Hugo no pudo disimular, su interrogante provocó en sus labios una sonrisa.
—Tendríamos una posibilidad si León se retracta, de esa manera el honor de su padre no quedaría en entredicho. A Úrsula se le ha ocurrido una idea estupenda.
—¡Pero qué impudor! Usted va a casarse con mi hermana y ella conspira para acercarnos.
—Úrsula está tan interesada como yo, creo que ha sido acertado elegirla, se ha vuelto nuestra aliada y cuando disolvamos nuestro compromiso será la más aliviada.
—¿Qué sugiere Úrsula?
Hugo le extendió un príncipe negro y María Teresa entendió el plan absurdo que urdían.
—Puedo traer una rosa todos los días, dársela a Perla para que se la entregue. Si su predisposición a ciertas plantas se descontrola, podríamos hacerle creer a León que es imposible para usted vivir en este clima y que en semejante estado estará la mayor parte del tiempo.
—¿Perla? Si mi madre la descubre la azotará. No la inmiscuiré en este asunto.
—Buscaré otra forma.
—No lo necesita. Mi madre quedó atrás en cuanto a lo que mi padecimiento se refiere, es verdad que las rosas me enferman y me causan unos picores en la nariz y en los ojos que son insoportables, pero no todo el tiempo y no solo las rosas. Es especialmente en primavera.
—Gracias a Dios en primavera estamos.
—Y ocurre también con algunas otras plantas. Algunas de ellas están en nuestro jardín, me he dispensado de comunicarlo, incluso a Perla, para que mi madre no me recluya dentro de paredes de cristal.

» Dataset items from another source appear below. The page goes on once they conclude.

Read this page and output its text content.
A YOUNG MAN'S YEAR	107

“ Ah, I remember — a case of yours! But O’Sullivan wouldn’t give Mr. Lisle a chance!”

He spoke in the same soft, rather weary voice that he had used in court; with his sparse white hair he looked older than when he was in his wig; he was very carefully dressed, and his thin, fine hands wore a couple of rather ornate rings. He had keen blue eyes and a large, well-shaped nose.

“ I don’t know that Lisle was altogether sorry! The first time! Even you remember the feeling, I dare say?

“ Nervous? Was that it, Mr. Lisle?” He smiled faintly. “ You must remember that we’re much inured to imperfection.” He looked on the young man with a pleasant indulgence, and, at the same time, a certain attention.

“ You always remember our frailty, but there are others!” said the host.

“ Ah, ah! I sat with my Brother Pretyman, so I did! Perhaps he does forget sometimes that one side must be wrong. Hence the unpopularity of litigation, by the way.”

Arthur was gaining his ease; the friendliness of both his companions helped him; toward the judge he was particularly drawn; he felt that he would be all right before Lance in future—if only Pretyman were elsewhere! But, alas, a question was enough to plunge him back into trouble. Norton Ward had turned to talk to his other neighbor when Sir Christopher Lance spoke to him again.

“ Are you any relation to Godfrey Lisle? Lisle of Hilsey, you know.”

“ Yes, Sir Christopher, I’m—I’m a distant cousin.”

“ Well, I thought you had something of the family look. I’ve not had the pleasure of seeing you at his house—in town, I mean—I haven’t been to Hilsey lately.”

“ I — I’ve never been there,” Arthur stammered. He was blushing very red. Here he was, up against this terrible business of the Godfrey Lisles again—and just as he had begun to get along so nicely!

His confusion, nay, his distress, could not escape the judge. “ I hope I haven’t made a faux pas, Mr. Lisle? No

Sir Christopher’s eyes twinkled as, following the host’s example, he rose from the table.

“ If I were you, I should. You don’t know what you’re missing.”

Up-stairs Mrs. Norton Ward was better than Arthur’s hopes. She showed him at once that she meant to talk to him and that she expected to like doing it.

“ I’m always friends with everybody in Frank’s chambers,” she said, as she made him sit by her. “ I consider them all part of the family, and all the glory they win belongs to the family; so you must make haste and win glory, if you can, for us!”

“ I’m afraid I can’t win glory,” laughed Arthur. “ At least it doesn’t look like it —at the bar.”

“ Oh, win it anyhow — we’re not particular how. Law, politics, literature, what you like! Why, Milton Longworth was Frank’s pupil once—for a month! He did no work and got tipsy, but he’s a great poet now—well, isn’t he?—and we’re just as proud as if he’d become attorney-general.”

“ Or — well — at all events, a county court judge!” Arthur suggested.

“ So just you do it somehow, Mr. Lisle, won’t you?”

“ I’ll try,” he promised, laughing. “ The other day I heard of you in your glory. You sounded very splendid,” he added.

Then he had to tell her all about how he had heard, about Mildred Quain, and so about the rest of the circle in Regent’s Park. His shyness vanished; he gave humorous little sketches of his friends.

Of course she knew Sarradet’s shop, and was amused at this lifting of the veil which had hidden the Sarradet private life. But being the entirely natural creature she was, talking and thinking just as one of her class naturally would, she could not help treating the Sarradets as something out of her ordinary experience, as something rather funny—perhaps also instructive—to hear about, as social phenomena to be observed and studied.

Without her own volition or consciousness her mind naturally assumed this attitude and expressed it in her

Solo mi abuela lo sabe y consiente conmigo en dejar a mi madre lejos de los informes del médico para evitar su exagerada reacción. He aprendido a convivir con mi dolencia y a evitar todo lo que dispara en mí las incomodidades.
—¿Y si eso es posible por qué recayó ayer?

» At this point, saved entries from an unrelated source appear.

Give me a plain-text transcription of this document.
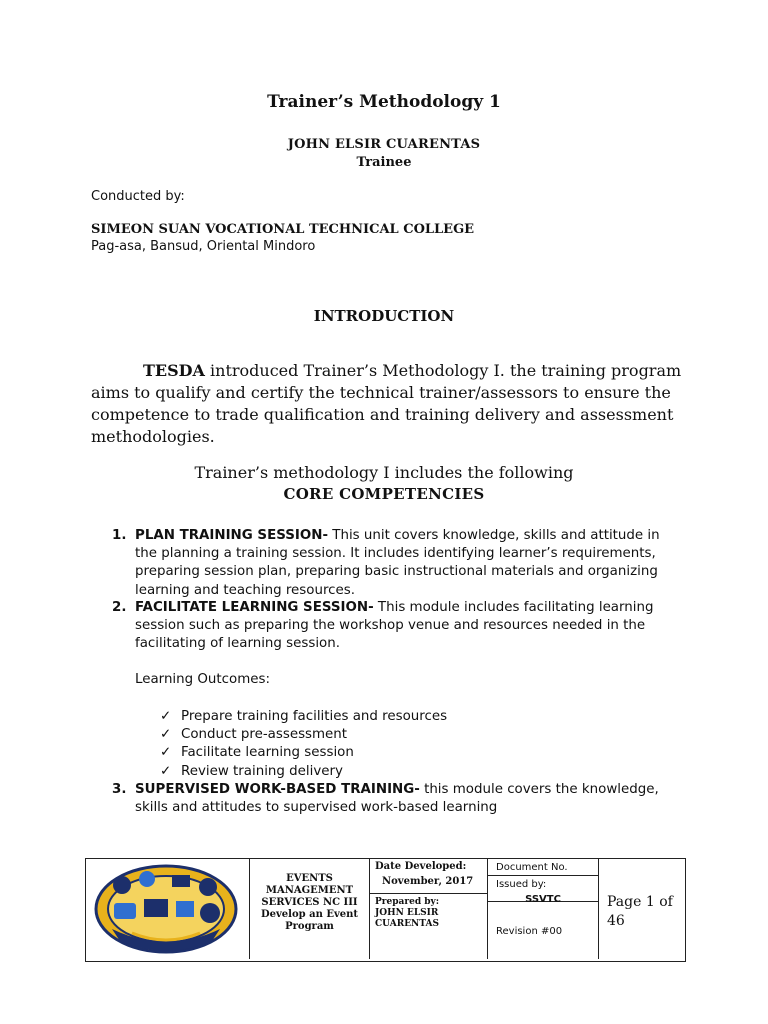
Trainer’s Methodology 1
JOHN ELSIR CUARENTAS
Trainee
Conducted by:
SIMEON SUAN VOCATIONAL TECHNICAL COLLEGE
Pag-asa, Bansud, Oriental Mindoro
INTRODUCTION
TESDA introduced Trainer’s Methodology I. the training program aims to qualify and certify the technical trainer/assessors to ensure the competence to trade qualification and training delivery and assessment methodologies.
Trainer’s methodology I includes the following
CORE COMPETENCIES
1. PLAN TRAINING SESSION- This unit covers knowledge, skills and attitude in the planning a training session. It includes identifying learner’s requirements, preparing session plan, preparing basic instructional materials and organizing learning and teaching resources.
2. FACILITATE LEARNING SESSION- This module includes facilitating learning session such as preparing the workshop venue and resources needed in the facilitating of learning session.
Learning Outcomes:
✓ Prepare training facilities and resources
✓ Conduct pre-assessment
✓ Facilitate learning session
✓ Review training delivery
3. SUPERVISED WORK-BASED TRAINING- this module covers the knowledge, skills and attitudes to supervised work-based learning
EVENTS
MANAGEMENT
SERVICES NC III
Develop an Event
Program
Date Developed:
November, 2017
Prepared by:
JOHN ELSIR
CUARENTAS
Document No.
Issued by:
SSVTC
Revision #00
Page 1 of
46
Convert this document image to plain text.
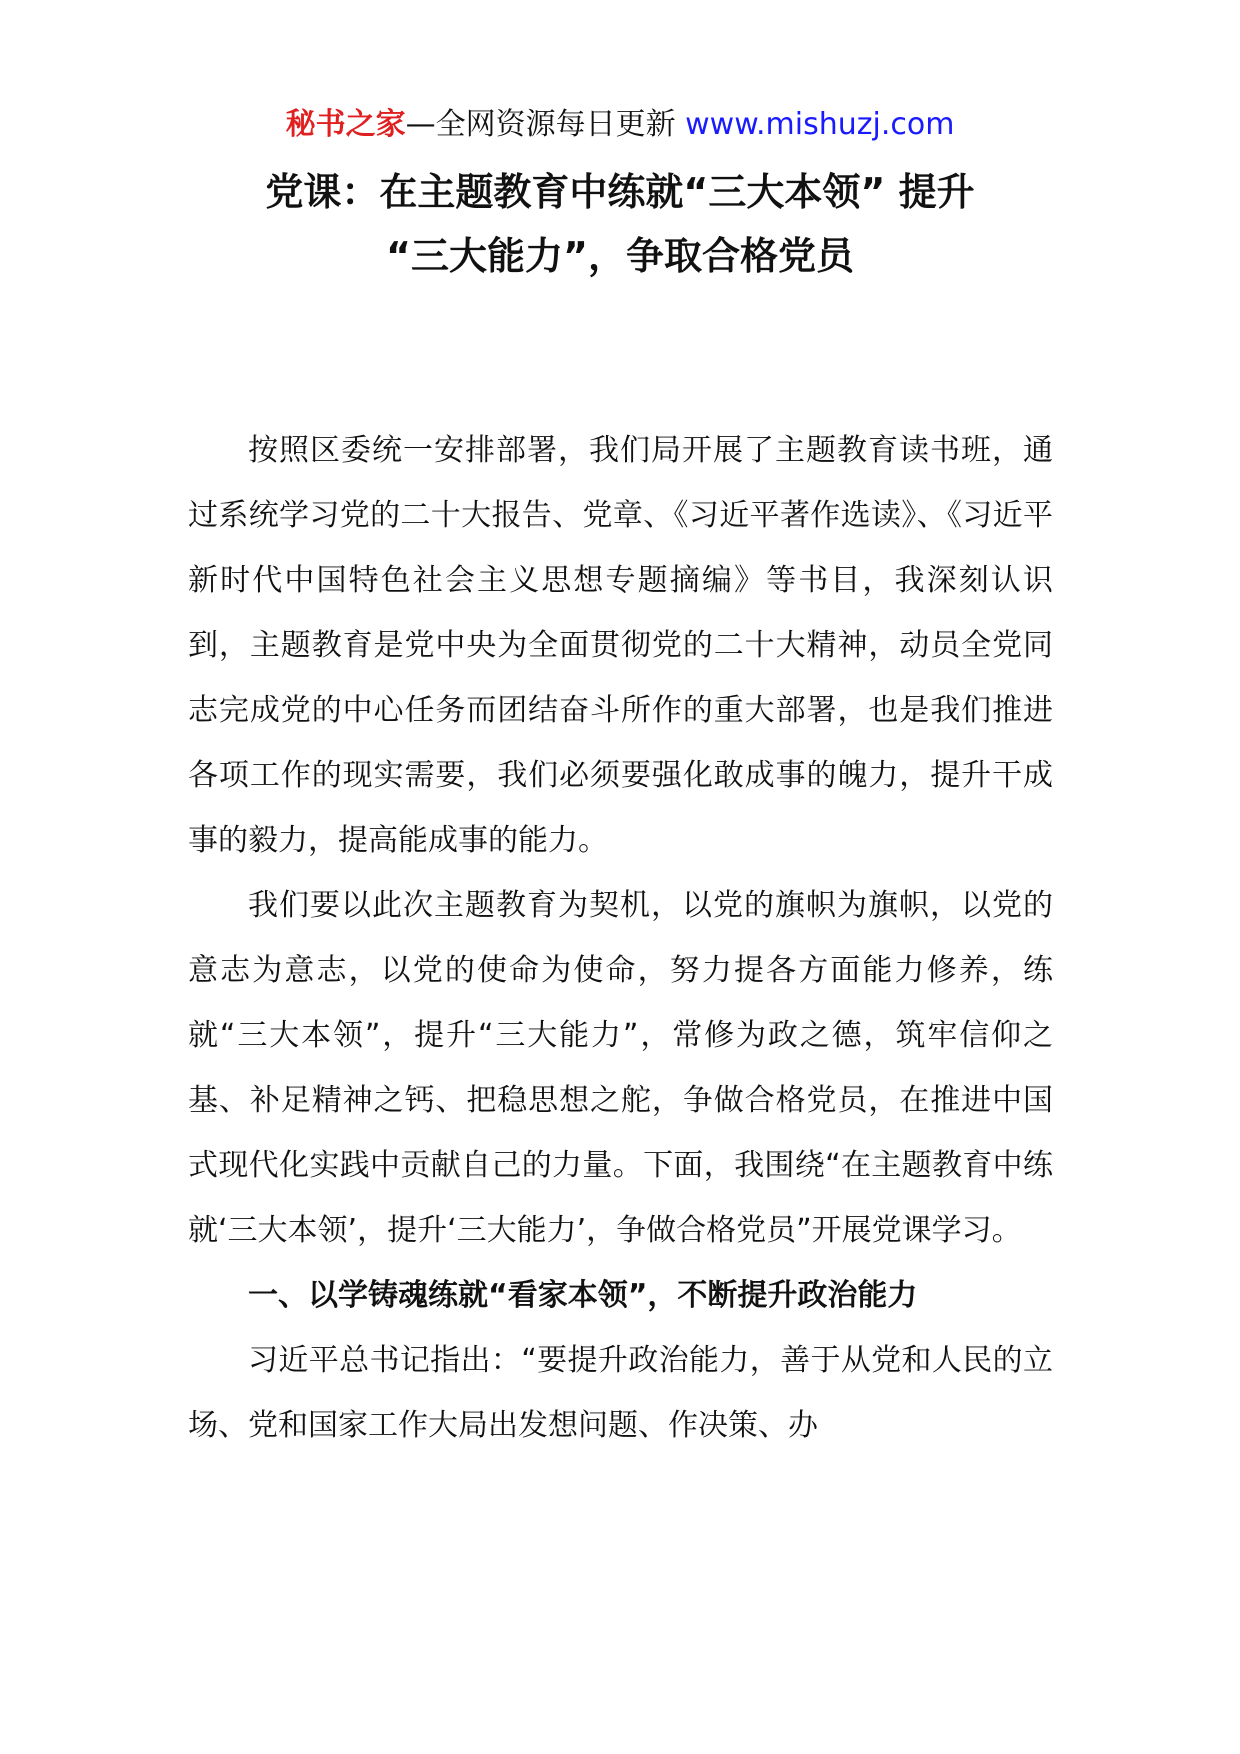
秘书之家—全网资源每日更新 www.mishuzj.com
党课：在主题教育中练就“三大本领” 提升
“三大能力”，争取合格党员

按照区委统一安排部署，我们局开展了主题教育读书班，通过系统学习党的二十大报告、党章、《习近平著作选读》、《习近平新时代中国特色社会主义思想专题摘编》等书目，我深刻认识到，主题教育是党中央为全面贯彻党的二十大精神，动员全党同志完成党的中心任务而团结奋斗所作的重大部署，也是我们推进各项工作的现实需要，我们必须要强化敢成事的魄力，提升干成事的毅力，提高能成事的能力。

我们要以此次主题教育为契机，以党的旗帜为旗帜，以党的意志为意志，以党的使命为使命，努力提各方面能力修养，练就“三大本领”，提升“三大能力”，常修为政之德，筑牢信仰之基、补足精神之钙、把稳思想之舵，争做合格党员，在推进中国式现代化实践中贡献自己的力量。下面，我围绕“在主题教育中练就‘三大本领’，提升‘三大能力’，争做合格党员”开展党课学习。

一、以学铸魂练就“看家本领”，不断提升政治能力

习近平总书记指出：“要提升政治能力，善于从党和人民的立场、党和国家工作大局出发想问题、作决策、办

—Un descuido —disimuló. No iba a revelarle que había llorado un mar por él.
—¿Pondremos el ardid en marcha? Si León se excusa, usted quedaría libre y yo pediría su mano.

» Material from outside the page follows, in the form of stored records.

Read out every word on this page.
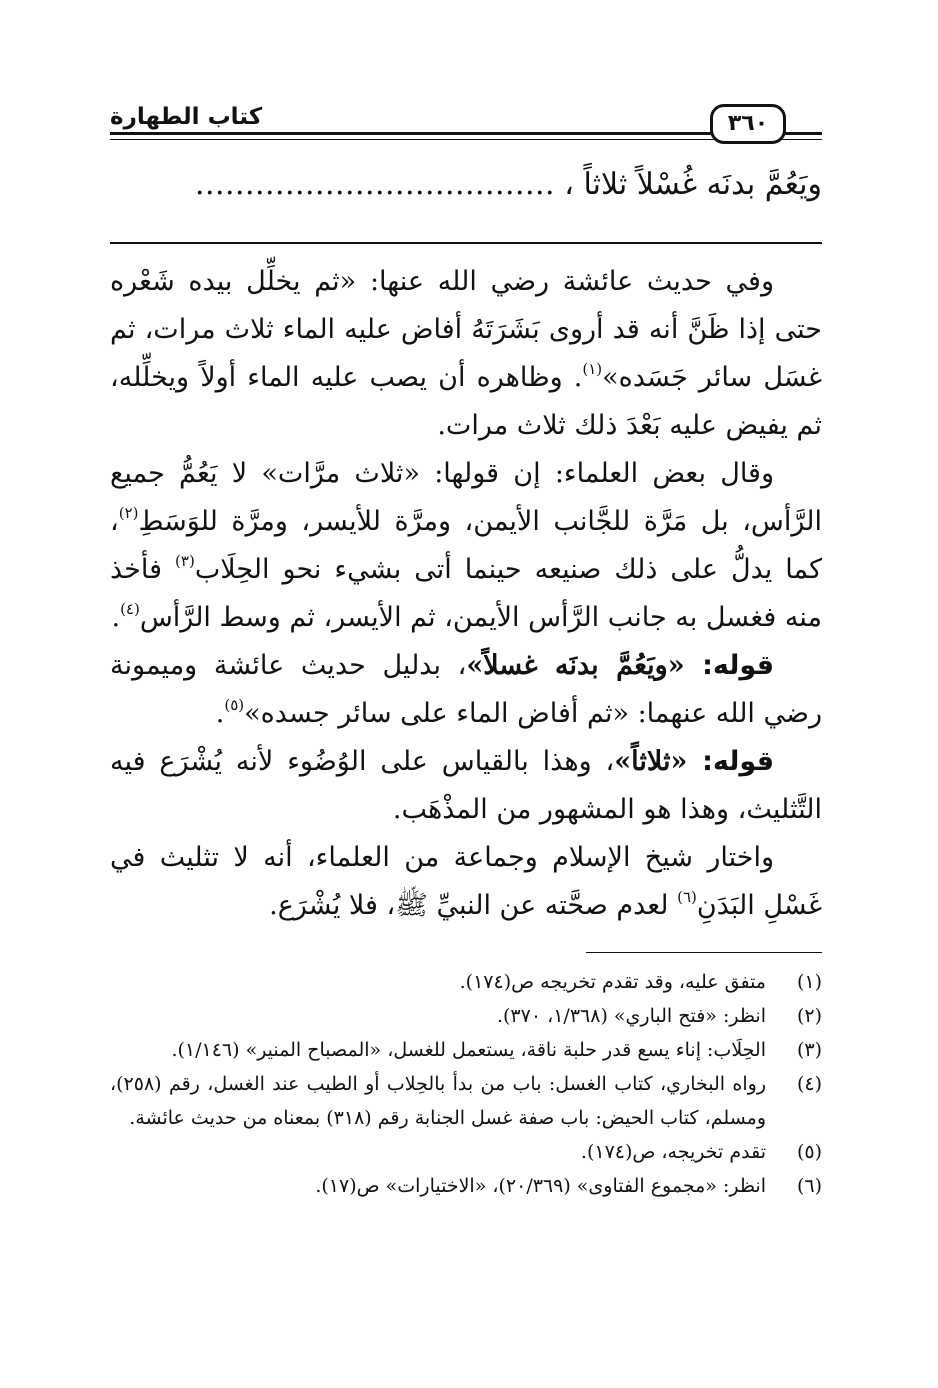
٣٦٠
كتاب الطهارة
ويَعُمَّ بدنَه غُسْلاً ثلاثاً ، ………………………………

وفي حديث عائشة رضي الله عنها: «ثم يخلِّل بيده شَعْره حتى إذا ظَنَّ أنه قد أروى بَشَرَتَهُ أفاض عليه الماء ثلاث مرات، ثم غسَل سائر جَسَده»$^{(١)}$. وظاهره أن يصب عليه الماء أولاً ويخلِّله، ثم يفيض عليه بَعْدَ ذلك ثلاث مرات.

وقال بعض العلماء: إن قولها: «ثلاث مرَّات» لا يَعُمُّ جميع الرَّأس، بل مَرَّة للجَّانب الأيمن، ومرَّة للأيسر، ومرَّة للوَسَطِ$^{(٢)}$، كما يدلُّ على ذلك صنيعه حينما أتى بشيء نحو الحِلَاب$^{(٣)}$ فأخذ منه فغسل به جانب الرَّأس الأيمن، ثم الأيسر، ثم وسط الرَّأس$^{(٤)}$.

قوله: «ويَعُمَّ بدنَه غسلاً»، بدليل حديث عائشة وميمونة رضي الله عنهما: «ثم أفاض الماء على سائر جسده»$^{(٥)}$.

قوله: «ثلاثاً»، وهذا بالقياس على الوُضُوء لأنه يُشْرَع فيه التَّثليث، وهذا هو المشهور من المذْهَب.

واختار شيخ الإسلام وجماعة من العلماء، أنه لا تثليث في غَسْلِ البَدَنِ$^{(٦)}$ لعدم صحَّته عن النبيِّ ﷺ، فلا يُشْرَع.

(١)
متفق عليه، وقد تقدم تخريجه ص(١٧٤).
(٢)
انظر: «فتح الباري» (١/٣٦٨، ٣٧٠).
(٣)
الحِلَاب: إناء يسع قدر حلبة ناقة، يستعمل للغسل، «المصباح المنير» (١/١٤٦).
(٤)
رواه البخاري، كتاب الغسل: باب من بدأ بالحِلاب أو الطيب عند الغسل، رقم (٢٥٨)، ومسلم، كتاب الحيض: باب صفة غسل الجنابة رقم (٣١٨) بمعناه من حديث عائشة.
(٥)
تقدم تخريجه، ص(١٧٤).
(٦)
انظر: «مجموع الفتاوى» (٢٠/٣٦٩)، «الاختيارات» ص(١٧).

—Es increíble que Úrsula haya urdido esta escapatoria.
—Su hermana está decidida a tomar los hábitos.
—Veo que colaboran, entonces ya lo perdonó por atreverse a cortejarla.
—Digamos que estamos en tregua.
Margarita carraspeó para dar a entender que la cita debía concluir. María Teresa abandonó la capilla, no sin antes mirar displicentemente a Hugo y sin más atenciones marchó rumbo a sus aposentos. A unos pasos se encontró con Úrsula y esta con disimulo le mostró el capullo de una rosa que había permanecido oculto en su puño, otra implicada en el encuentro, le hizo una seña para que la siguiera.